While facilitating a workshop recently, I heard a horror story about someone who had tried to create a word cloud by hand (perhaps the scariest part of the story involved scaling text boxes one at a time). Lesson: in data viz (and in life), if you find yourself doing something tedious and repetitive like that, stop to reevaluate. At minimum, do a Google search. Even better if you can find a blog post or related article on the topic from someone who has encountered the same challenge before and identified an eloquent solution.

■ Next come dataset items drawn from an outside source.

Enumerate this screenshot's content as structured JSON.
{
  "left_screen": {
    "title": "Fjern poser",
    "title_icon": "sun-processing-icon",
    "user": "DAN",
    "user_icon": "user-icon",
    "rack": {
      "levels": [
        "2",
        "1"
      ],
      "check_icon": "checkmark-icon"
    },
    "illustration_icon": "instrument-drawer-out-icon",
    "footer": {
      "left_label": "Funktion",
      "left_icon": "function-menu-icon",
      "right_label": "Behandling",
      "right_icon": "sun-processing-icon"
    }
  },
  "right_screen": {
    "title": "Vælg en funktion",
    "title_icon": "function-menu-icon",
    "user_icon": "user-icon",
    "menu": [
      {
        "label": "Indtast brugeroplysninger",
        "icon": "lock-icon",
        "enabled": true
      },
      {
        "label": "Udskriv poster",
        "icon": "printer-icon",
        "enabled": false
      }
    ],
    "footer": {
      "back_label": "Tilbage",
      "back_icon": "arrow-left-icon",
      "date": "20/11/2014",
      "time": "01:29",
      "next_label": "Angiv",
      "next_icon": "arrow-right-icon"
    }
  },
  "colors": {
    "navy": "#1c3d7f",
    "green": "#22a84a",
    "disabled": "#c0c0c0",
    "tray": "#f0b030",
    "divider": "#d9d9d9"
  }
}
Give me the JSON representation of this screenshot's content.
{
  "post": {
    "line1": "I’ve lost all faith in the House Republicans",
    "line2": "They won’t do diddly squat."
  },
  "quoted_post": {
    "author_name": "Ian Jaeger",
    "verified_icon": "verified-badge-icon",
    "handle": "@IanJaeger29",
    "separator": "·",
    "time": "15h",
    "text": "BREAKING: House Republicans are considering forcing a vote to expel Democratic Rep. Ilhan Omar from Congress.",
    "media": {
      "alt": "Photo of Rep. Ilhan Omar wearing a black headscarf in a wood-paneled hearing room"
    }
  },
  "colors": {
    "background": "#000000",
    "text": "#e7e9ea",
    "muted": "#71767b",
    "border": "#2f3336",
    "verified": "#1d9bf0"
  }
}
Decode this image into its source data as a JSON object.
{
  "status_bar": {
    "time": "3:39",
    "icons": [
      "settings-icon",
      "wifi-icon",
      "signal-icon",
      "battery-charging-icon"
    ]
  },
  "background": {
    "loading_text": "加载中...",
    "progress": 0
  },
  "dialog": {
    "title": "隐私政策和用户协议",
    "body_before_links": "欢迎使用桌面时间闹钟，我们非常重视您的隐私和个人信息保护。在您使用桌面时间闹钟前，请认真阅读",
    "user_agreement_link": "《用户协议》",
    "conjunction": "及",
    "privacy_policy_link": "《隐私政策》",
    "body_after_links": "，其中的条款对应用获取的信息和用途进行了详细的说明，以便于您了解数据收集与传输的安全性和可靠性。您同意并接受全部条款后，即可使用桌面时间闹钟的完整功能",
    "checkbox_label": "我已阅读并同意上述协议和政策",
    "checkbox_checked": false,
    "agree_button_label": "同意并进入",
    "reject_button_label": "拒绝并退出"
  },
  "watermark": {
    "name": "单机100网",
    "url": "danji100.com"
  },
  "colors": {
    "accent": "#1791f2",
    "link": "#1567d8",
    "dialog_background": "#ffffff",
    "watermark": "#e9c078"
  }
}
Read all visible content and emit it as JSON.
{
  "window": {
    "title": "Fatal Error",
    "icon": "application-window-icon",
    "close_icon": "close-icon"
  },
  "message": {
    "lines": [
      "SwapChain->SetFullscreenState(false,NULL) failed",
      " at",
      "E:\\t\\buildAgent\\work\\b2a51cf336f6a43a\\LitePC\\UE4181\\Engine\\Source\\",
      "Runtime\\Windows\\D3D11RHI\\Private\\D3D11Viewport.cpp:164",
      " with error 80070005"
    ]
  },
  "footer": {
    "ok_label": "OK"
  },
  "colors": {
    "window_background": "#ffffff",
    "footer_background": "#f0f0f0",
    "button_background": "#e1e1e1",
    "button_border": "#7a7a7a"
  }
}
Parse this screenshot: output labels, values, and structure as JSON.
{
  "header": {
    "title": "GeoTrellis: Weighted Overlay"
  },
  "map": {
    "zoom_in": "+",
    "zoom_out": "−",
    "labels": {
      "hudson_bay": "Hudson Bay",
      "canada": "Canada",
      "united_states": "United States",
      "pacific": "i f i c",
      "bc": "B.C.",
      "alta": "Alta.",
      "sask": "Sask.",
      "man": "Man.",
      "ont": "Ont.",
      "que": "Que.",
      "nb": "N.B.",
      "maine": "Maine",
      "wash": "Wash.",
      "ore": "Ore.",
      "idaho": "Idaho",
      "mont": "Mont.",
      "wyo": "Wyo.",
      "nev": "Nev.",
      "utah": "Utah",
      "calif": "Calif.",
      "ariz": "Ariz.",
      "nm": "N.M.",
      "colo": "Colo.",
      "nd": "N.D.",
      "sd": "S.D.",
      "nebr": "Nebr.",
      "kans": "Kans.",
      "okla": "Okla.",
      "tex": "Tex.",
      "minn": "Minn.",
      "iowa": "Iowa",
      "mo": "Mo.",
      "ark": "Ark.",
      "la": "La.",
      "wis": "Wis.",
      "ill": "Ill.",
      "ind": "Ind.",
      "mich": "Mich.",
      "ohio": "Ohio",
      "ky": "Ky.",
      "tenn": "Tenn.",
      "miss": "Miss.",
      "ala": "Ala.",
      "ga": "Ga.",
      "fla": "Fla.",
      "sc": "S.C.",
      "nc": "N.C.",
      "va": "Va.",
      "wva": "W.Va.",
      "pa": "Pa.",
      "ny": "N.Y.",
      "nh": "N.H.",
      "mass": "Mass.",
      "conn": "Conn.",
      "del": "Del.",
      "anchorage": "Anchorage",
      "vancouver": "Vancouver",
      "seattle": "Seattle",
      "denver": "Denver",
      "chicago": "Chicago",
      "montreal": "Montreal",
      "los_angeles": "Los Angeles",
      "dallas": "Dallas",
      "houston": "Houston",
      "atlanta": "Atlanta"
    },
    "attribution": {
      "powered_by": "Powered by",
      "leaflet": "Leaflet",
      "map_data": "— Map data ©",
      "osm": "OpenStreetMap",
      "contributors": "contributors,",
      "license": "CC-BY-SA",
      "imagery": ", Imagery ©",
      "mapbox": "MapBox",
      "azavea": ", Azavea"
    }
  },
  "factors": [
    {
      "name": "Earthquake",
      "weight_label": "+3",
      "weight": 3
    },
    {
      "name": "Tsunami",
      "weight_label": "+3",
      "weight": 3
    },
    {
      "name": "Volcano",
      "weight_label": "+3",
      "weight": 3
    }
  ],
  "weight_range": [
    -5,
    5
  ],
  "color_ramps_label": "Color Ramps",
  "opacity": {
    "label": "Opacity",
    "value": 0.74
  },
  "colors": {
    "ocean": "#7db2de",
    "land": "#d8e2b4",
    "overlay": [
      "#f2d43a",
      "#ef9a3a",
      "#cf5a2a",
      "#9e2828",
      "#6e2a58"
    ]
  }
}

In the case of word clouds, there are a number of applications you can use to generate them. Wordle is a popular free product (created by Jonathan Feinberg of IBM, note that if you upload your Wordle to the gallery, the data goes with it, though you can also opt for local-only word cloud generation) that allows for quite a bit of customization of color, size, font, etc. Google docs has a word cloud gadget within spreadsheets. There are a number of others, easily located via a Google search.

But before you start thinking about generating word clouds, let's continue our discussion on their efficacy. Their sexiness can draw you in. But is there value beyond that? I think it comes down to the use case. I've got one example for the negative and one for the affirmative.

Poor use of word clouds
First, let's take a look at an example from a Community Health Center. My understanding is that they employed a consultant to analyze some survey data from their clients. The consultant put together a report filled with pretty word clouds like this one:


Good service is... minutes? Part of the challenge in this case is that the connotation has been completely stripped away from the nouns, removing the sentiment behind the comments. Which is kind of the important part of the comments, in my opinion. But in reading the report, buried near the end of it, I found the following:

The consultants took the time to content-code the comments. These categories and their descriptions are much more useful for understanding what people value than the word cloud. With this info, we can direct action: we get an understanding of what's going well that we want to maintain, as well as potential areas for improvement. We could take this a step further of making the data visual like this:


In this case, I think the simple bar chart is much more useful (in terms of both understanding the information and determining how to act on it) than the word cloud. Now let's look at a better use of word clouds.

Thoughtful use of word clouds
Caveat: this example came to me by way of the telephone game (I heard it from someone who heard it from someone), which means it's guaranteed that I don't have the details totally right. But I think this still serves well as an example of a good use of word clouds. The story goes: Apple stores obviously really value customer service. They use surveys to collect info about each store. Each day, they create a word cloud for each store based on customer comments. What they are looking for are 5 (I'm making that number up, I don't know what the real number is) specific words - things that are considered must-haves when it comes to customer service in their stores. It's when these [5] words don't show up prominently on the word cloud for a given store that a red flag is raised and some sort of action is taken.

This is what I would consider a thoughtful and actionable use of word clouds. If the required word doesn't appear, some sort of intervention happens.

We can generalize this to the following: when you're considering using a word cloud, think about what you want your audience to know and what you want your audience to do. Then ask yourself if a word cloud will enable them to know and do those things.

And for goodness sake, if you do use a word cloud - leverage some of the tools that exist - don't try to create it by hand!